Ask students to consider the following in their peer assessment:

• Did the response include a clear answer to the question?

• Does the response explain how the evidence included supports the argument?

• How could this response be improved? Ask students to suggest at least one way in their feedback to their peer.

2 Quick quiz (45 minutes)

Purpose and description: This activity is intended to allow both students and teachers to gauge what students have understood in Coursebook Section 2.1.

Ask students to spend some time making a total of five multiple-choice questions about what they learned in studying the section. Each question should have at least four answer options.

After students have composed their questions, instruct them to complete a series of rotations (how many is up to the teacher) where they pair up with another student. Each student will ask one of their questions for the other to answer.

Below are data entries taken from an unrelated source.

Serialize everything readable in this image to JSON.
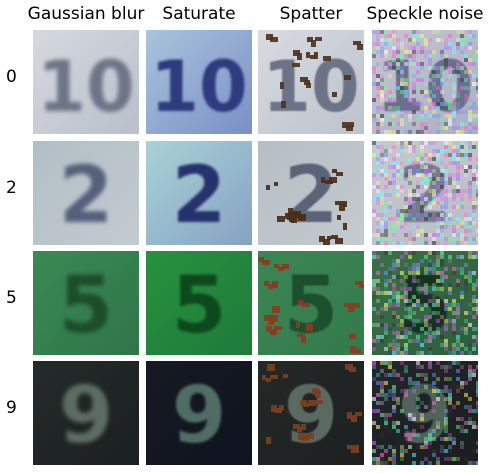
{
  "columns": [
    "Gaussian blur",
    "Saturate",
    "Spatter",
    "Speckle noise"
  ],
  "rows": [
    {
      "label": "0",
      "digit": "10",
      "cells": [
        {
          "bg": "#b9c0cb",
          "bg2": "#d5d9df",
          "fg": "#6e7488",
          "blur": 2.2,
          "speckle": 0,
          "spatter": false
        },
        {
          "bg": "#7b8fc6",
          "bg2": "#a9c4dc",
          "fg": "#2f3a7e",
          "blur": 1.4,
          "speckle": 0,
          "spatter": false
        },
        {
          "bg": "#bcc2cc",
          "bg2": "#d8dbe0",
          "fg": "#6d7387",
          "blur": 0.9,
          "speckle": 0,
          "spatter": true,
          "spatterColor": "#4e3320"
        },
        {
          "bg": "#aab0c4",
          "bg2": "#c9c3d4",
          "fg": "#6a6f8c",
          "blur": 0.8,
          "speckle": 0.5,
          "spatter": false
        }
      ]
    },
    {
      "label": "2",
      "digit": "2",
      "cells": [
        {
          "bg": "#c3cbd0",
          "bg2": "#b2bec6",
          "fg": "#55607a",
          "blur": 2.2,
          "speckle": 0,
          "spatter": false
        },
        {
          "bg": "#86a2c4",
          "bg2": "#a9d2d6",
          "fg": "#25326d",
          "blur": 1.4,
          "speckle": 0,
          "spatter": false
        },
        {
          "bg": "#c4cacf",
          "bg2": "#b6bec4",
          "fg": "#5a6478",
          "blur": 0.9,
          "speckle": 0,
          "spatter": true,
          "spatterColor": "#4a2e18"
        },
        {
          "bg": "#b9bdc8",
          "bg2": "#c9c6d3",
          "fg": "#757a92",
          "blur": 0.8,
          "speckle": 0.55,
          "spatter": false
        }
      ]
    },
    {
      "label": "5",
      "digit": "5",
      "cells": [
        {
          "bg": "#2f7548",
          "bg2": "#3a8a55",
          "fg": "#1c4d2c",
          "blur": 2.0,
          "speckle": 0,
          "spatter": false
        },
        {
          "bg": "#1f7a3a",
          "bg2": "#27913f",
          "fg": "#0e4a1f",
          "blur": 1.3,
          "speckle": 0,
          "spatter": false
        },
        {
          "bg": "#347a4c",
          "bg2": "#3b8654",
          "fg": "#1d4f2f",
          "blur": 0.9,
          "speckle": 0,
          "spatter": true,
          "spatterColor": "#8a3b22"
        },
        {
          "bg": "#2e5c3c",
          "bg2": "#3a7048",
          "fg": "#14301c",
          "blur": 0.8,
          "speckle": 0.45,
          "spatter": false
        }
      ]
    },
    {
      "label": "9",
      "digit": "9",
      "cells": [
        {
          "bg": "#1b1f1f",
          "bg2": "#252b2a",
          "fg": "#5b6d62",
          "blur": 2.0,
          "speckle": 0,
          "spatter": false
        },
        {
          "bg": "#0f1320",
          "bg2": "#151a22",
          "fg": "#4f6d64",
          "blur": 1.3,
          "speckle": 0,
          "spatter": false
        },
        {
          "bg": "#1c2020",
          "bg2": "#242928",
          "fg": "#5a6b62",
          "blur": 0.9,
          "speckle": 0,
          "spatter": true,
          "spatterColor": "#7a4020"
        },
        {
          "bg": "#1a1d1d",
          "bg2": "#22272a",
          "fg": "#53635c",
          "blur": 0.8,
          "speckle": 0.35,
          "spatter": false
        }
      ]
    }
  ]
}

After these rotations are complete, ask students to complete individual reflections that answer the following questions:

• Were there any topics you’ve found difficult in today’s activity?

• What makes a ‘good’ multiple-choice question?

• What makes a ‘bad’ multiple-choice question?

• Would you change any of the questions you wrote today? Explain your reasoning.

CAMBRIDGE INTERNATIONAL AS LEVEL HISTORY: TEACHER’S RESOURCE

Differentiation:

• Support: give students who are finding it challenging to write multiple-choice questions some information about question stems and writing multiple-choice answers. (This website, ‘Writing Effective Multiple Choice Questions’ is a good example).

SAMPLE

Homework ideas

1 Top ten fact sheet

Purpose and description: The purpose of this activity is to allow students to revise their knowledge from Coursebook Section 2.1 and condense it into a usable form of notes.

Ask students to prepare a ‘Top Ten Facts to Know’ about Coursebook Section 2.1. These can be bullet points but should be presented as complete sentences and should include specific information such as names, events, people and ideas.

Answers:

Students’ answers will vary, but an example bullet response may resemble this:

• The Treaty of Versailles caused much controversy because of its terms: it demilitarised Germany, took its overseas territories, forbade Anschluss, included a ‘war guilt’ clause, and required reparations. Some nations, such as the USA and Britain, found its terms too harsh. Others, like France, thought it was not harsh enough.

2 Answering the Key question

Purpose and description: The purpose of this activity is to encourage students to demonstrate what knowledge they have gained in Coursebook Section 2.1.

Ask students to prepare a one-page typed or handwritten response to the Key question for this section: ‘Why was there such extensive dissatisfaction with the peace settlements of 1919–20?’ In their response, they should include at least three causes. In the last paragraph, they should pick the most important cause and explain their reasoning. They must use specific information that includes dates, names, ideas and/or events.

Answers:

Students’ answers will vary, but they may include:

• Feelings that the treaties were too harsh on the defeated powers and/or feelings that the treaties were not harsh enough.

• Concerns about the impacts of reparations.

• Italy feeling that it did not receive the lands it was promised.

• Russia and Germany being upset that they did not get to participate in negotiations.

• Disputes over the creation of the League of Nations.

• The many problems the successor states faced that resulted from the decisions made in Paris.

• Uneven application of key ideas such as self-determination.